Dans ce contexte, les professionnels de la sécurité sondés par l’institut SANS pour établir son paysage de la menace en 2017, apparaissent pragmatiques. Ils classent ainsi le hameçonnage en tête des menaces (72 %), sensiblement devant les logiciels espions (50 %) et les rançongiciels (49 %). Pour eux, le phishing est la menace qui est susceptible de causer le plus de dégâts. Environ quatre sondés sur dix assurent avoir été l’objet de tentatives de hameçonnage au cours de l’année écoulée.
Sécurité : le facteur humain,encore et toujours.[modifier]
Selon Proofpoint, au cours du second semestre 2016, « le passage aux exploits centrés sur l’humain a été bien établi. Un total de 99 % des attaques de fraude financière par e-mail nécessitait des clics humains plutôt que de s’appuyer sur des exploits automatisés pour installer des logiciels malveillants ». Et la tendance vaut aussi pour le hameçonnage, via des courriels menant vers des pages Web frauduleuses : « en moyenne, 90 % des messages malicieux contenant des URL menaient vers des pages de vol d’identifiant », plutôt que vers des contenus provoquant le téléchargement de code malicieux.

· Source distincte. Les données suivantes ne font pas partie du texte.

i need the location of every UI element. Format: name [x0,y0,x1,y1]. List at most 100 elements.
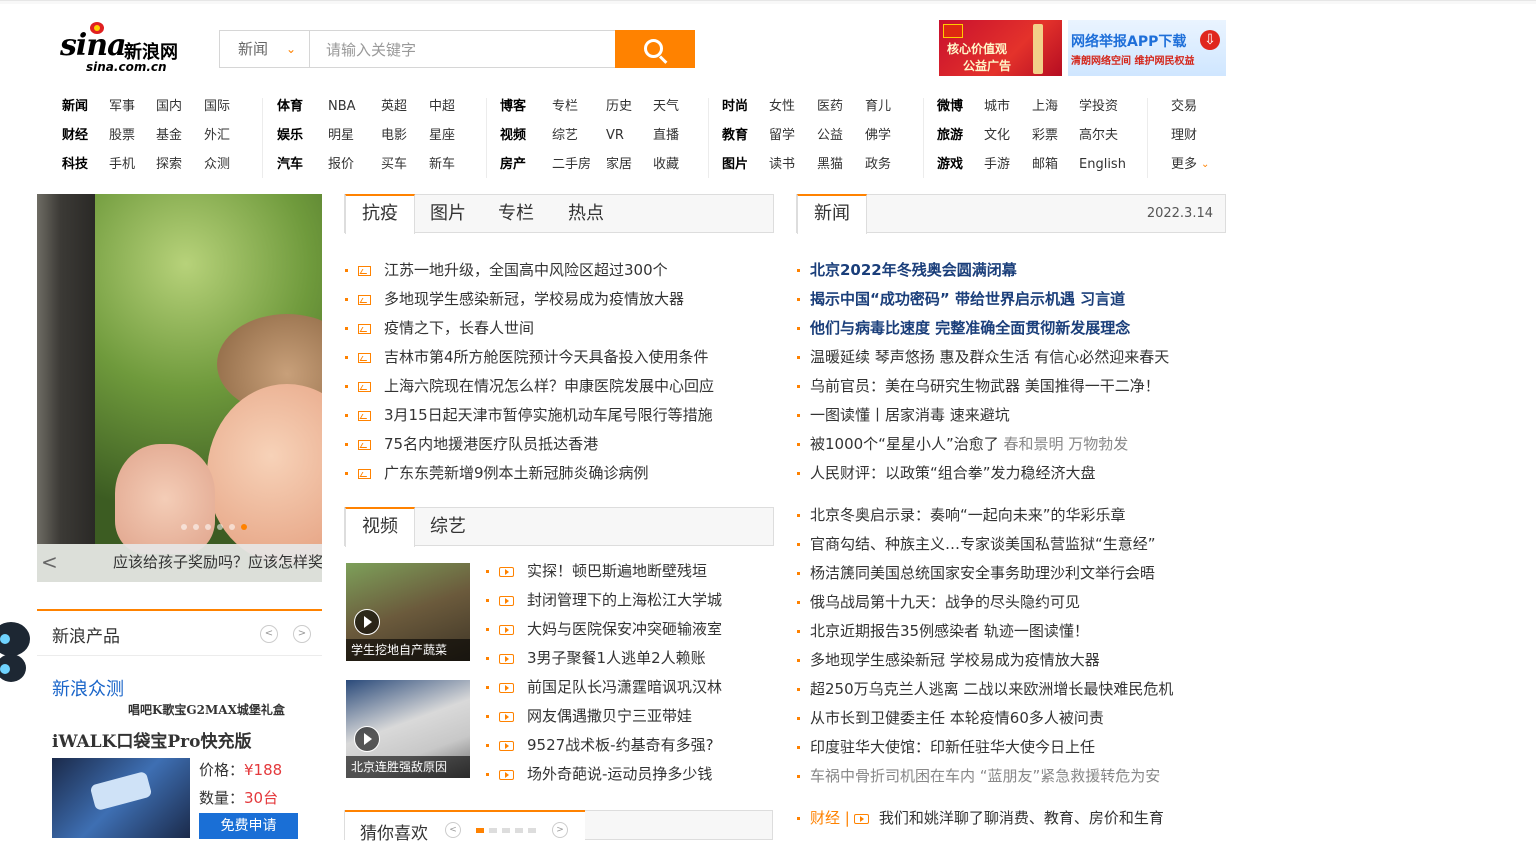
pager-dot[interactable] [489,828,497,833]
list-item[interactable]: 被1000个“星星小人”治愈了 春和景明 万物勃发 [797,430,1227,459]
nav-link[interactable]: 英超 [381,92,429,121]
robot-mascot-icon[interactable] [0,614,38,686]
nav-link[interactable]: 女性 [769,92,817,121]
news-link[interactable]: 超250万乌克兰人逃离 二战以来欧洲增长最快难民危机 [810,680,1173,698]
list-item[interactable]: 他们与病毒比速度 完整准确全面贯彻新发展理念 [797,314,1227,343]
list-item[interactable]: 9527战术板-约基奇有多强? [486,731,774,760]
nav-link[interactable]: 专栏 [552,92,606,121]
pager-dot[interactable] [528,828,536,833]
news-link[interactable]: 北京近期报告35例感染者 轨迹一图读懂！ [810,622,1089,640]
search-category-select[interactable]: 新闻 ⌄ [220,31,310,67]
news-link[interactable]: 俄乌战局第十九天：战争的尽头隐约可见 [810,593,1080,611]
list-item[interactable]: 广东东莞新增9例本土新冠肺炎确诊病例 [345,459,773,488]
nav-link[interactable]: 财经 [62,121,109,150]
nav-link[interactable]: 学投资 [1079,92,1127,121]
sina-logo[interactable]: sina 新浪网 sina.com.cn [60,22,195,74]
news-link[interactable]: 大妈与医院保安冲突砸输液室 [527,620,722,638]
chevron-right-icon[interactable]: > [293,625,311,643]
nav-link[interactable]: 报价 [328,150,381,179]
list-item[interactable]: 前国足队长冯潇霆暗讽巩汉林 [486,673,774,702]
list-item[interactable]: 俄乌战局第十九天：战争的尽头隐约可见 [797,588,1227,617]
news-link[interactable]: 吉林市第4所方舱医院预计今天具备投入使用条件 [384,348,709,366]
news-link[interactable]: 封闭管理下的上海松江大学城 [527,591,722,609]
nav-link[interactable]: 读书 [769,150,817,179]
list-item[interactable]: 温暖延续 琴声悠扬 惠及群众生活 有信心必然迎来春天 [797,343,1227,372]
nav-link[interactable]: 体育 [277,92,328,121]
nav-link[interactable]: 电影 [381,121,429,150]
slide-dot[interactable] [193,524,199,530]
slide-dot[interactable] [217,524,223,530]
list-item[interactable]: 封闭管理下的上海松江大学城 [486,586,774,615]
news-link[interactable]: 揭示中国“成功密码” 带给世界启示机遇 习言道 [810,290,1125,308]
nav-link[interactable]: 理财 [1171,121,1221,150]
nav-link[interactable]: 教育 [722,121,769,150]
nav-link[interactable]: 娱乐 [277,121,328,150]
nav-link[interactable]: 微博 [937,92,984,121]
nav-link[interactable]: 游戏 [937,150,984,179]
nav-link[interactable]: 科技 [62,150,109,179]
news-link[interactable]: 广东东莞新增9例本土新冠肺炎确诊病例 [384,464,649,482]
chevron-left-icon[interactable]: < [260,625,278,643]
apply-button[interactable]: 免费申请 [199,813,298,839]
video-thumb[interactable]: 学生挖地自产蔬菜 [346,563,470,661]
nav-link[interactable]: 彩票 [1032,121,1079,150]
nav-link[interactable]: 博客 [500,92,552,121]
slide-caption[interactable]: 应该给孩子奖励吗？应该怎样奖励孩子 [113,544,322,580]
list-item[interactable]: 印度驻华大使馆：印新任驻华大使今日上任 [797,733,1227,762]
nav-link[interactable]: NBA [328,92,381,121]
news-link[interactable]: 实探！顿巴斯遍地断壁残垣 [527,562,707,580]
list-item[interactable]: 江苏一地升级，全国高中风险区超过300个 [345,256,773,285]
nav-link[interactable]: 股票 [109,121,156,150]
nav-link[interactable]: VR [606,121,653,150]
list-item[interactable]: 北京冬奥启示录：奏响“一起向未来”的华彩乐章 [797,501,1227,530]
list-item[interactable]: 上海六院现在情况怎么样？申康医院发展中心回应 [345,372,773,401]
news-link[interactable]: 75名内地援港医疗队员抵达香港 [384,435,598,453]
list-item[interactable]: 车祸中骨折司机困在车内 “蓝朋友”紧急救援转危为安 [797,762,1227,791]
list-item[interactable]: 财经 | 我们和姚洋聊了聊消费、教育、房价和生育 [797,804,1227,833]
nav-link[interactable]: 育儿 [865,92,913,121]
list-item[interactable]: 从市长到卫健委主任 本轮疫情60多人被问责 [797,704,1227,733]
news-link[interactable]: 车祸中骨折司机困在车内 “蓝朋友”紧急救援转危为安 [810,767,1160,785]
news-link-tail[interactable]: 春和景明 万物勃发 [1004,435,1129,453]
video-caption[interactable]: 学生挖地自产蔬菜 [346,639,470,661]
nav-link[interactable]: 图片 [722,150,769,179]
pager-dot-active[interactable] [476,828,484,833]
list-item[interactable]: 官商勾结、种族主义…专家谈美国私营监狱“生意经” [797,530,1227,559]
nav-link[interactable]: 收藏 [653,150,701,179]
nav-link[interactable]: 直播 [653,121,701,150]
news-link[interactable]: 场外奇葩说-运动员挣多少钱 [527,765,712,783]
news-link[interactable]: 乌前官员：美在乌研究生物武器 美国推得一干二净！ [810,377,1160,395]
nav-link[interactable]: 高尔夫 [1079,121,1127,150]
pager-dot[interactable] [502,828,510,833]
list-item[interactable]: 一图读懂丨居家消毒 速来避坑 [797,401,1227,430]
news-link[interactable]: 他们与病毒比速度 完整准确全面贯彻新发展理念 [810,319,1130,337]
list-item[interactable]: 超250万乌克兰人逃离 二战以来欧洲增长最快难民危机 [797,675,1227,704]
pager-dot[interactable] [515,828,523,833]
news-link[interactable]: 印度驻华大使馆：印新任驻华大使今日上任 [810,738,1095,756]
nav-link[interactable]: 城市 [984,92,1032,121]
search-button[interactable] [615,30,695,68]
play-icon[interactable] [354,726,380,752]
product-image[interactable] [52,758,190,838]
news-link[interactable]: 北京冬奥启示录：奏响“一起向未来”的华彩乐章 [810,506,1126,524]
tab-antiepidemic[interactable]: 抗疫 [345,194,415,234]
nav-link[interactable]: 外汇 [204,121,252,150]
nav-link[interactable]: 探索 [156,150,204,179]
list-item[interactable]: 实探！顿巴斯遍地断壁残垣 [486,557,774,586]
nav-link[interactable]: 手游 [984,150,1032,179]
nav-link[interactable]: 政务 [865,150,913,179]
news-link[interactable]: 官商勾结、种族主义…专家谈美国私营监狱“生意经” [810,535,1156,553]
news-link[interactable]: 疫情之下，长春人世间 [384,319,534,337]
slide-caption-bar[interactable]: < 应该给孩子奖励吗？应该怎样奖励孩子 [37,544,322,582]
nav-link[interactable]: 黑猫 [817,150,865,179]
nav-link[interactable]: 明星 [328,121,381,150]
news-link[interactable]: 3男子聚餐1人逃单2人赖账 [527,649,706,667]
nav-link[interactable]: 佛学 [865,121,913,150]
nav-link[interactable]: 新车 [429,150,477,179]
slide-dot[interactable] [229,524,235,530]
nav-link[interactable]: 时尚 [722,92,769,121]
list-item[interactable]: 吉林市第4所方舱医院预计今天具备投入使用条件 [345,343,773,372]
list-item[interactable]: 揭示中国“成功密码” 带给世界启示机遇 习言道 [797,285,1227,314]
nav-link[interactable]: 交易 [1171,92,1221,121]
news-link[interactable]: 北京2022年冬残奥会圆满闭幕 [810,261,1017,279]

Ryan Kalember, responsable de la stratégie sécurité de Proofpoint, explique ces évolutions par « le manque de vulnérabilités facilement exploitables », mais aussi l’adoption croissante des applications en mode Cloud qui font que « voler des identifiants a plus de valeur que compromettre un simple poste de travail ». Et d’ajouter à cela que les systèmes d’exploitation modernes sont « bien plus sûrs que leurs prédécesseurs ».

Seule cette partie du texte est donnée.